Just remember that every marketer starts with a list size of 0.

Day by day, that number will grow, and so will your income.

Fortunately there are other ways to refer customers to merchants and in this site we’ll cover them, all in good time.

For now, now that I’ve hopefully convinced you that affiliate marketing has merit and that you should consider it, you should be doing several things that you weren’t doing before you learned of this opportunity...
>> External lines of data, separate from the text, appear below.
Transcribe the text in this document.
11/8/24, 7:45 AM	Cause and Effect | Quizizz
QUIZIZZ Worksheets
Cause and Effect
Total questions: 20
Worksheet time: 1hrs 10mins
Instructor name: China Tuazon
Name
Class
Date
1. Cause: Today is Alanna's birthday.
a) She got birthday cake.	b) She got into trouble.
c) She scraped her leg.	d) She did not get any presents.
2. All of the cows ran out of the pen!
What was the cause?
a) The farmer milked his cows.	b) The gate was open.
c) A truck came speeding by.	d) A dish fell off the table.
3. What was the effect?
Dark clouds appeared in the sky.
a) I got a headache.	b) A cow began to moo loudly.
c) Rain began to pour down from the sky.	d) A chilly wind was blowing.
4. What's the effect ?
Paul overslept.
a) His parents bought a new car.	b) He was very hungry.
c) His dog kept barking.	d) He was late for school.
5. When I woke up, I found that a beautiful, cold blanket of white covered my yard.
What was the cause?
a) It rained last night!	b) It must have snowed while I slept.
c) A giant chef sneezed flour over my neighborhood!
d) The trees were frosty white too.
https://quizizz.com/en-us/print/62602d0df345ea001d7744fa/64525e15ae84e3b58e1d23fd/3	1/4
First, you want to start paying attention to products in the marketplace, typically online since that’s where you’ll be marketing, that have affiliate programs. For example, Amazon, which has an amazing assortment of products available.

They’re not the only company, obviously. That hosting company that you signed up with, and that autoresponder service that you joined... they have affiliate programs and will pay you to refer those who trust your recommendation.

Chances are, just about everything that you purchase online will have an affiliate program in place.

So you want to get yourself in a place also where you can take advantage of those programs. I mentioned before that you’ll need to have a domain name, but before that you’ll need to decide on what market you’ll be entering (your niche).

Then you’ll need to select your hosting provider, which will be where your domain actually resides in cyberspace. Then you’ll need to set up the pages on your site. Nowadays most do that with WordPress, and your host will probably have an easy way to install WordPress on your own domain.

Then you’ll need content to start attracting search engines so that people can find you.

You’ll need the autoresponder service where your list will reside, as well as the emails that you write, and you’ll learn through their tutorials (or on Youtube) how to set up your email lists and forms and how to communicate to the people on your list.

You’ll need something to entice people with, to convince them to sign up onto your list, and you’ll need the squeeze page so that they can do just that.

And then you’ll need to keep in touch with those people on a regular basis so that they don’t forget who you are. Those emails will serve to build up the “know, like, and trust” factor of you in their eyes.

Does that sound like a lot? Maybe it is, but as you take step by step, you’ll get to the end sooner that you might expect if you’re reading these words as a total newbie.